Presumptive 2020 Democratic nominee Joe Biden has prompted a Twitter uproar after incorrectly stating the US coronavirus death toll and the number of those who have become unemployed due to the disease.

“We're […] in the middle of a [COVID-19] pandemic that has cost us more than 85,000 jobs as of today. Lives of millions of people. Millions of people. Millions of jobs. You know, and we're in a position where, you know we just got new unemployment insurance, this morning, uh, numbers — 36.5 million claims since this crisis began”, Biden asserted during a virtual roundtable on Thursday.

In reality, Johns Hopkins University info indicates that there are about 85,000 fatalities from the coronavirus in the US, where approximately 36.5 million people have already lost their jobs because of the outbreak.

Most netizens immediately pointed the finger at Biden over what one user slammed as “dreadful” remarks, with another netizen arguing that “this guy cannot become president”.

“He is an absolute joke and this is proof of it. Way to focus on the wrong issue and the number wrong too. This is why nobody likes or trusts him”, one more user wrote.

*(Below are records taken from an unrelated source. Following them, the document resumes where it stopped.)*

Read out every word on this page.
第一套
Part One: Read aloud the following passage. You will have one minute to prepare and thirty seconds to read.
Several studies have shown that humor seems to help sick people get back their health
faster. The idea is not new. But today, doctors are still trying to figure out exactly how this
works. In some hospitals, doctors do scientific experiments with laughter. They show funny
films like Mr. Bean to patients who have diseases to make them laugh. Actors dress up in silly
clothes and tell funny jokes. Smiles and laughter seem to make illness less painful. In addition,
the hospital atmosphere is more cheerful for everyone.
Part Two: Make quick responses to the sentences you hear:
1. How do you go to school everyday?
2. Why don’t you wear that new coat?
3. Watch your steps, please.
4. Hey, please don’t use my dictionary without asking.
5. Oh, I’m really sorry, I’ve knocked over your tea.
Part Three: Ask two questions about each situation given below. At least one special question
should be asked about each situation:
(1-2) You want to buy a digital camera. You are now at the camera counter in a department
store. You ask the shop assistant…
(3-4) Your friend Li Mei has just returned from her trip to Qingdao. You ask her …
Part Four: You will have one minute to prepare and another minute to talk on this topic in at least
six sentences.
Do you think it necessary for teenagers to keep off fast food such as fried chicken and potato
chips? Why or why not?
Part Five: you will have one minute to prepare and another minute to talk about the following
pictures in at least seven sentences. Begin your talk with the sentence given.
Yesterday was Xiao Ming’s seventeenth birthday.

One netizen, however, stood up for Biden, claiming that all this was just a “verbal gaffe”.

US President Trump has, for his part, consistently blamed Biden for his slips of the tongue, claiming that he should not be president due to alleged mental problems.

Biden remains the presumptive presidential hopeful to challenge incumbent Trump in the 3 November elections, after Senator Bernie Sanders wrapped up his bid for the Democratic Party's nomination in April.